Глядя на такого, только и скажешь: «Эх, паря! Пляши, коли душа песни просит!»
Федор Федорович взглянул на чиновника, чуть-чуть склонив голову, и из-под век у него плеснуло стылым.
— Бумаги, — выговорил отчетливо, — сегодня же выправить.
Сказал ласково так, негромко. И дверь вроде бы не скрипнула, и шагов не было слышно, а чиновника не стало. Лицо различалось, мундир отчетливо был виден, крестик на мундире угадывался, а вот тебе раз — и ни мундира, ни крестика, ни лица нет. И внимательнейшим образом вглядевшись в то место, где за мгновение до начальственного слова чиновник обозначался, убедишься, не обман это зрительный, а действительно пусто, как ежели бы и до того место это ничем занято не было.
Удивляться здесь нечему. Метаморфоза эта для российских канцелярий — явление вовсе обыкновенное, наблюдается давно и, полагать можно, впредь пребудет невесть сколько. Так как чиновник российский на месте, почитай, любом — скорее только игра ума, нежели фигура реальная, занятая чем-либо полезным.
Федор Федорович с минуту молча глядел в стол. Гасил, видать, под веками недобрые огни. Наконец, переломив себя, поднял глаза на Шелихова:
— Письмо генерал-губернатора Якоби на имя государыни передано для ознакомления в Коммерц-коллегию и нами изучено.

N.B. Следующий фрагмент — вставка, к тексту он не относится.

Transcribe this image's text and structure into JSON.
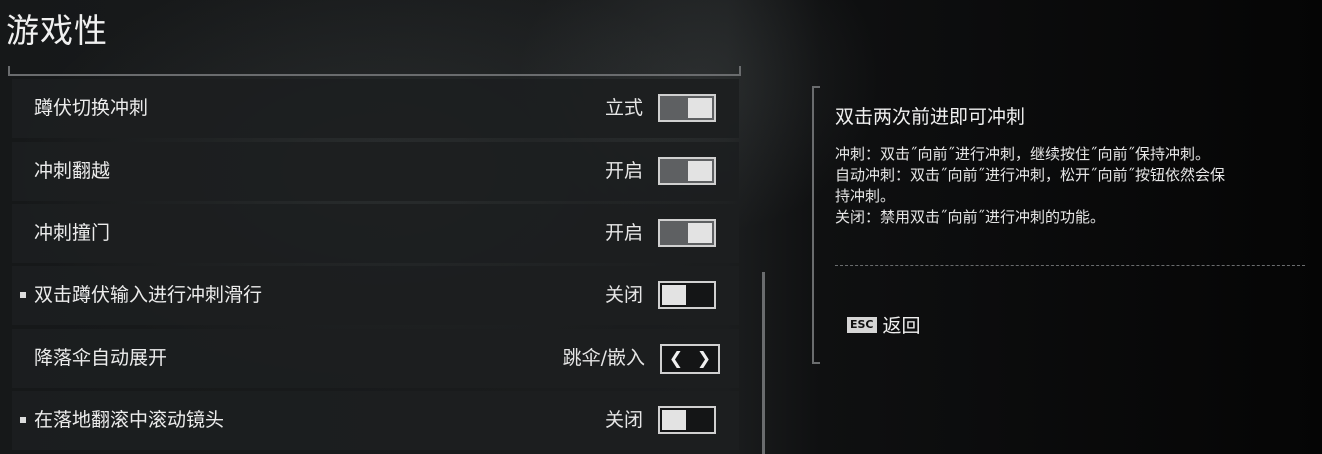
{
  "page": {
    "title": "游戏性"
  },
  "settings": [
    {
      "label": "蹲伏切换冲刺",
      "value": "立式",
      "control": "toggle",
      "state": "on",
      "marker": false
    },
    {
      "label": "冲刺翻越",
      "value": "开启",
      "control": "toggle",
      "state": "on",
      "marker": false
    },
    {
      "label": "冲刺撞门",
      "value": "开启",
      "control": "toggle",
      "state": "on",
      "marker": false
    },
    {
      "label": "双击蹲伏输入进行冲刺滑行",
      "value": "关闭",
      "control": "toggle",
      "state": "off",
      "marker": true
    },
    {
      "label": "降落伞自动展开",
      "value": "跳伞/嵌入",
      "control": "stepper",
      "prev": "❮",
      "next": "❯",
      "marker": false
    },
    {
      "label": "在落地翻滚中滚动镜头",
      "value": "关闭",
      "control": "toggle",
      "state": "off",
      "marker": true
    }
  ],
  "info": {
    "title": "双击两次前进即可冲刺",
    "lines": [
      "冲刺：双击˝向前˝进行冲刺，继续按住˝向前˝保持冲刺。",
      "自动冲刺：双击˝向前˝进行冲刺，松开˝向前˝按钮依然会保",
      "持冲刺。",
      "关闭：禁用双击˝向前˝进行冲刺的功能。"
    ]
  },
  "footer": {
    "key": "ESC",
    "label": "返回"
  },
  "colors": {
    "toggle_on": "#5e6062",
    "toggle_knob": "#e3e3e3",
    "row_bg": "#1c1e20"
  }
}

Слова у него выходили круглые, ласкающие слух. Григорий Иванович слышал еще в Иркутске: Федор Федорович большая птица. А голос журчал:
— О землях, обживаемых в Америке, наслышаны. Хорошее, хорошее начало положено.
Федор Федорович хотел знать, как плыли, на каких островах останавливались, сколько людей в поход ходило и сколько вернулось. Григорий Иванович не успевал отвечать. Рябов, слушая, поворачивал стоящую на столе земную сферу. Григорию Ивановичу бросились в глаза пальцы Федора Федоровича: тонкие, гибкие, белые. Очень смущала Григория Ивановича эта рука.
Но слово за словом разгорячился он и заговорил смело. Понял: рука рукой, а человек, сидящий перед ним, разумеет дело. Пустое — гремит, брякает, а здесь не было грому. Говорить говорил Григорий Иванович, а в голове вертелось: «Приехал-то я не для рассказов». Но о главном сказать не мог. Мешало что-то. То ли что Федор Федорович неожиданно мягок оказался, или же то, что сказывали о нем — птица, дескать, большая. А может, и другое что. Скорее же всего коридоры петербургские с толку его сбивали. Уж больно намотался. Один только бог ведает, сколько мыслей дельных в коридорах этих забыто, каблуками затоптано, рассыпано за поворотами хитрыми. Вот ведь простая штука — укороти коридоры, и держава обязательно в выигрыше будет. Но нет. До такого пока не додумались. Представить даже странно: войдешь в присутствие и сразу же к делу. Без ступенек.
Ежился Шелихов, ежился, но наконец, собравшись с духом, навалился грудью на край стола, словно груз непосильный толкая, сказал:
— Сесть-то мы сели на землю американскую, но ежели правде в глаза смотреть, пристроились лишь с краешку.